Nous allons décliner, de manière rhapsodique, ce que peut évoquer la « couleur » blanche à travers une cavalcade philosophique, mais qui traversera aussi, au galop, bien des domaines, tel un cheval débridé...

 

Les Assyriens et les Babyloniens régnèrent sur la Haute-Asie cinq cent vingt ans jusqu’au VIIIème siècle av. J.C.. Ils furent renversés par les Mèdes, mais le désordre faisait rage, si bien qu’ils décidèrent d’élire Déiocès. Celui-ci exigea une ville unique, Ecbatane, actuellement Hamadan, des remparts, avec son palais au centre et que nul ne le vît, lui qui rendait la justice, exerçait son pouvoir sur tous, surveillait et punissait, sans être vu (le panoptisme ne date donc pas de l'époque moderne, comme le prétend Michel Foucault). Il fit construire plusieurs lignes de murailles concentriques, chacune avec sa couleur et dépassant la précédente : blanche, noire, pourpre, bleue, orangée, argent, or. Nous ne franchirons aucune de ces enceintes, restant aux créneaux blancs de la première.

 

Quatre cents ans plus tard, Socrate, qui attend avec sérénité la mort, raconte le rêve suivant : « Il me semblait qu’une femme venait vers moi, belle et majestueuse, portant des vêtements blancs. Elle m’appelait et me disait : Socrate, au troisième jour, tu pourrais être arrivé dans la fertile Phthia »Criton 44b. Ces paroles reprennent, en fait, celles d’Achille qui menace Agamemnon de ne pas combattre et de retourner dans sa patrie, en Thessalie : « et si le dieu glorieux qui ébranle la terre nous donne une heureuse traversée, je serai à Phthia le troisième jour » Iliade IX, 363. Cette femme, vêtue de blanc, n’est rien d’autre que le « chez soi »; nostalgie du retour au ventre maternel, « regressus ad uterum » par la mer, liquide amniotique.

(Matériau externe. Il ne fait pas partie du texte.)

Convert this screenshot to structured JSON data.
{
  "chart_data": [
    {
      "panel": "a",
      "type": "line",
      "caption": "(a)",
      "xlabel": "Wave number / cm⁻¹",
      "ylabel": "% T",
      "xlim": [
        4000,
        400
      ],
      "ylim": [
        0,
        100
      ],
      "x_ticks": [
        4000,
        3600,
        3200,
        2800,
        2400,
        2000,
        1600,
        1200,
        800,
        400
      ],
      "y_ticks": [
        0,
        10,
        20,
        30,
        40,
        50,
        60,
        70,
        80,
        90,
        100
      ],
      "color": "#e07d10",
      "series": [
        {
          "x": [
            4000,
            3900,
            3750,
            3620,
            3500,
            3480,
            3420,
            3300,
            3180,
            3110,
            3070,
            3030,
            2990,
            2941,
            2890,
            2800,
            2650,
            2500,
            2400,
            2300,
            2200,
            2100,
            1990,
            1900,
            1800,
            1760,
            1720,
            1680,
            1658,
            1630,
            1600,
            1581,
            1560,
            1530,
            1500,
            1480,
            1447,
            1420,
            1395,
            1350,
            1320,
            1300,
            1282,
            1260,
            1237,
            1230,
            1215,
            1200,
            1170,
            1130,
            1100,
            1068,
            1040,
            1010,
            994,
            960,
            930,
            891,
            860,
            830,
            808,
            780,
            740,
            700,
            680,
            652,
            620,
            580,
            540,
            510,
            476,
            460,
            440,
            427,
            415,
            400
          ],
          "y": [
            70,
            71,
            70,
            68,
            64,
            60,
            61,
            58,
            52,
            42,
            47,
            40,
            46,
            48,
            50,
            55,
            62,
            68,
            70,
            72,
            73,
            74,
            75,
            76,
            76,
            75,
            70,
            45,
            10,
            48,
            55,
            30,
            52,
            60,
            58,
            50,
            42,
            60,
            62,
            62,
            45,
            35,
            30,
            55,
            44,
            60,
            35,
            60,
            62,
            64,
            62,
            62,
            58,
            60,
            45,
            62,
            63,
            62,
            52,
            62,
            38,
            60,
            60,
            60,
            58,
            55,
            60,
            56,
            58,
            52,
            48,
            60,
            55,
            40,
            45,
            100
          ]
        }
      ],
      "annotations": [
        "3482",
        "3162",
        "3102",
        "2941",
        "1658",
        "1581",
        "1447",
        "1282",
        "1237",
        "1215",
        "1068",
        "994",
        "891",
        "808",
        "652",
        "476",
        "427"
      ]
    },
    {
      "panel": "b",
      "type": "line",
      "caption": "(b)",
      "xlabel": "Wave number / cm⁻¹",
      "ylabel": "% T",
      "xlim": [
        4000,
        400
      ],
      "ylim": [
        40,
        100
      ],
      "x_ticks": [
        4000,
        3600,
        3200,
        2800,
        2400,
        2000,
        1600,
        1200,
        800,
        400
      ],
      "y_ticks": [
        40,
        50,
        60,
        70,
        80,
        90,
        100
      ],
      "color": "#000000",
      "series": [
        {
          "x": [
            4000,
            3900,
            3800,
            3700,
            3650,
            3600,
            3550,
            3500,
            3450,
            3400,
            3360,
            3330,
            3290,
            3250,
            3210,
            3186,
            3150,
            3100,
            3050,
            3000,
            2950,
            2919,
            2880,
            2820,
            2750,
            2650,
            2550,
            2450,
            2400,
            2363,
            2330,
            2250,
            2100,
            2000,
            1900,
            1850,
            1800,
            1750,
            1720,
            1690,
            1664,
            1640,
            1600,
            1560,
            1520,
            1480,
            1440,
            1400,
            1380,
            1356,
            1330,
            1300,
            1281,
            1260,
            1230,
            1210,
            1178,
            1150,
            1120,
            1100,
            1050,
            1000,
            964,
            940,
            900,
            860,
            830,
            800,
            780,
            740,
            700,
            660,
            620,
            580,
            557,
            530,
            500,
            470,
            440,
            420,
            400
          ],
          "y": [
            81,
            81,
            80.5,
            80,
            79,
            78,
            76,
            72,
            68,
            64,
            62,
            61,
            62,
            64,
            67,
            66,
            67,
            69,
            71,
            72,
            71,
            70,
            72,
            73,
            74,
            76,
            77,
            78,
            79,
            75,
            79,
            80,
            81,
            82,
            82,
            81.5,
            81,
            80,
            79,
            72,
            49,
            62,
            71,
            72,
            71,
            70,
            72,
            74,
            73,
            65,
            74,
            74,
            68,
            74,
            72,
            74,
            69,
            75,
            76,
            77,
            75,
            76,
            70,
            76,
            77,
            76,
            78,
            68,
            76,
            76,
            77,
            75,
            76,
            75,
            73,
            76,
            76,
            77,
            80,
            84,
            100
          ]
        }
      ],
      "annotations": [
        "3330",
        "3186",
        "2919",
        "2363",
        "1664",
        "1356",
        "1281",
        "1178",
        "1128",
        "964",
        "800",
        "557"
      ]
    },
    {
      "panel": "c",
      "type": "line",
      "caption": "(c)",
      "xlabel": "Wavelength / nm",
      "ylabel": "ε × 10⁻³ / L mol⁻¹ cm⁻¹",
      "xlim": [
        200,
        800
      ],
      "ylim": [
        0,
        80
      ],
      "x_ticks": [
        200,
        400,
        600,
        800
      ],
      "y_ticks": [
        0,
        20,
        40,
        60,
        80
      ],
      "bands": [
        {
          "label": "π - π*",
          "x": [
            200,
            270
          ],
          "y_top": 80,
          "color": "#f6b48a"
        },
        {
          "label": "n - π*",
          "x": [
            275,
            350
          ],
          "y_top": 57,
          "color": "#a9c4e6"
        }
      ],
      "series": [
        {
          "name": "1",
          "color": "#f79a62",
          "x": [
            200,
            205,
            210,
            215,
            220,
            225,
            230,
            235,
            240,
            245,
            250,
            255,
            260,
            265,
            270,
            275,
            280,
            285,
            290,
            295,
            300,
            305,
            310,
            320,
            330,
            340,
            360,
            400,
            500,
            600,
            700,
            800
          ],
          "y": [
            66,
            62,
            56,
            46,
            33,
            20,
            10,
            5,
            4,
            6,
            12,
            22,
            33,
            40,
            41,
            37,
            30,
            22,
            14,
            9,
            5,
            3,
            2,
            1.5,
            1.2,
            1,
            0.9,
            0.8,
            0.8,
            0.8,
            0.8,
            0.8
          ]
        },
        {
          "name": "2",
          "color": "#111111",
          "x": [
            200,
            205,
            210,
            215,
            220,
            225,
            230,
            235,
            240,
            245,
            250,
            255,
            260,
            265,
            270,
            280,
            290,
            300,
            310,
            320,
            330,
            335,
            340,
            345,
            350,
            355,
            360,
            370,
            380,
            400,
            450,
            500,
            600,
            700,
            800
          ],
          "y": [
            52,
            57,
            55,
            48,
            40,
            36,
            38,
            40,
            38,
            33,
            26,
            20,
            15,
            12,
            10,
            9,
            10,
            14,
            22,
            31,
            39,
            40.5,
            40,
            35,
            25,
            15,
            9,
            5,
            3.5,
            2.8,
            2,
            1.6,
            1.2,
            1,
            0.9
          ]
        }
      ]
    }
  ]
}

Artémidore, dans son Onirocritique, livre II, écrit:  « Le tombeau, comme la femme, enveloppe le corps entier ». La matrice aura été le premier berceau de l’homme, le sexe de la femme le second, et la tombe le troisième. En grec, l’antique ville de Phthia évoque le verbe « phthio », périr; et on sait que les Parques avaient filé deux destinées possibles pour Achille, soit il allait mourir glorieux devant Troie, soit inconnu après une longue vie passée de retour chez lui. Quant à Socrate il est coutumier de l’interprétation des songes : cela lui a été prescrit par le dieu (Apologie 33c), il suit ce que le rêve l’a incité à faire. Il a vu un cygne blanc se poser sur ses genoux, se couvrir de plumes et s’envoler, la veille où Platon, pur et noble comme l’oiseau d’Apollon, vint se joindre à ses disciples. Cependant Platon n’était pas là au moment même de la mort de Socrate : « Platon, je crois, était malade » fait-il dire au narrateur. Ce « je crois » est bien étrange. La « maladie »ici évoquée était-elle le refus de voir la femme drapée de blanc, lui le « cygne blanc »? L’art de mourir de Socrate, une boisson trop forte, aussi forte que la ciguë? Et pourtant le chant du cygne est encore plus puissant juste avant de mourir (Phédon 84e). Peut-être le cheval noir de son âme l’emporta-t-il sur le coursier blanc conduit par l’aurige (Phèdre 253 d-e)?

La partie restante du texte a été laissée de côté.